Immediately after diagnosis, we go through an overwhelming period where we struggle to manage our fears and grasp exactly what we will be facing in our treatment. We often have to make quick decisions about treatment options in a very short period of time. There is little time to process all the fear and trepidation we feel. Then treatment begins and we focus on getting through it. We stuff down our emotions and connect with the warrior part of ourselves. And then treatment ends and emotions that were buried as part of self-protection begin to resurface. The intensity of the feelings we experience can catch us totally off guard.
We may experience anxiety and depression.
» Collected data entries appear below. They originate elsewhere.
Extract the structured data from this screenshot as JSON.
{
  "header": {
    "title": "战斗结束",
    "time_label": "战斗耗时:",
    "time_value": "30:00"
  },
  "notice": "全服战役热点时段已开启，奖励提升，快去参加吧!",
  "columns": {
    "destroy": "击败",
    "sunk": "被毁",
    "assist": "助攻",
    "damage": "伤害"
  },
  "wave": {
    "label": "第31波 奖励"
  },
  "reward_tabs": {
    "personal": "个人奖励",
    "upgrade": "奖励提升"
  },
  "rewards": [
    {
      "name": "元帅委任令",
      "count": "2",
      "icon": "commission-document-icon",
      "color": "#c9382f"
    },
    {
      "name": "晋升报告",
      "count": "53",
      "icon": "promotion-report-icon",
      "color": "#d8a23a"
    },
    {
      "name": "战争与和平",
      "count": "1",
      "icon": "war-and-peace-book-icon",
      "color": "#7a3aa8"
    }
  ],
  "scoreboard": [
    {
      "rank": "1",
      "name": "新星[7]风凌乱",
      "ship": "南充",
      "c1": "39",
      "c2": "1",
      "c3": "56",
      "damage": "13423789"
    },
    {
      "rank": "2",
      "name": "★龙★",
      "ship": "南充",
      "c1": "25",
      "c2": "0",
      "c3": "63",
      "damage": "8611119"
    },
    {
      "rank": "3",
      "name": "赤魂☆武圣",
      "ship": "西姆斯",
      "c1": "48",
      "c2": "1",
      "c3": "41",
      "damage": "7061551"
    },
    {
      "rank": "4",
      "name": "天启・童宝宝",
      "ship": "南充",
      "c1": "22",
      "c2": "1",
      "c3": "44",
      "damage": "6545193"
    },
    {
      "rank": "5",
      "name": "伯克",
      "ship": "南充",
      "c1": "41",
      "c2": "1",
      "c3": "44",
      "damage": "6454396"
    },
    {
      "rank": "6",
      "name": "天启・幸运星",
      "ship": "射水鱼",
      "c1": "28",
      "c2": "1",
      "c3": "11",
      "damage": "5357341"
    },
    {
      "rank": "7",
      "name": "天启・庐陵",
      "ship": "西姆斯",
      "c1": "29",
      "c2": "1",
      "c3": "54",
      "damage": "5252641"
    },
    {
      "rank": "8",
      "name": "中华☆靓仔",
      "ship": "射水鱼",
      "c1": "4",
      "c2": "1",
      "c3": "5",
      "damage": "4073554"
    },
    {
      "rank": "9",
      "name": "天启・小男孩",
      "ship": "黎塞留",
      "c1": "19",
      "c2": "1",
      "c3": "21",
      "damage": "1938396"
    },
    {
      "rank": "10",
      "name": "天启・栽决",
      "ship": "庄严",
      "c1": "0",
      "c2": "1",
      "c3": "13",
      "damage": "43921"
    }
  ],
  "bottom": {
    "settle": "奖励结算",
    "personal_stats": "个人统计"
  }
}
For many, the end of treatment only marks the beginning of a whole new set of challenges to be faced: how to manage the anxiety and fears of recurrence. How to find meaning in an old life that no longer fits. How to process the enormity of what you’ve been through. You may be feeling as I did—lost and rudderless in a your new, post-cancer identity.
You may be wondering how to get your life back on track after cancer. I wish I could provide you with some kind of a map to guide you, or a spreadsheet detailing exactly what to expect in your emotional and physical recovery. The reality is that just as each of us has a unique cancer diagnosis and treatment experience, each of us will have a different experience in how we process our experience with cancer.
Some will need extra time to recover physically and to reconnect with and forgive a body that betrayed them. Some will want to explore a newfound sense of meaning that they found in their cancer experience. Others may need help in implementing a plan to finally start to put their health and self-care into priority. Some may connect to all of this and more.
If any of this resonates with you, you’ll likely find that connecting with a supportive therapist who understands the issues unique to people with cancer will be helpful to you. The kind of emotional exploration done in therapy will arm you with tools for coping with the depth of emotion you feel and allow you to get back on the path to living in your new, post-cancer identity.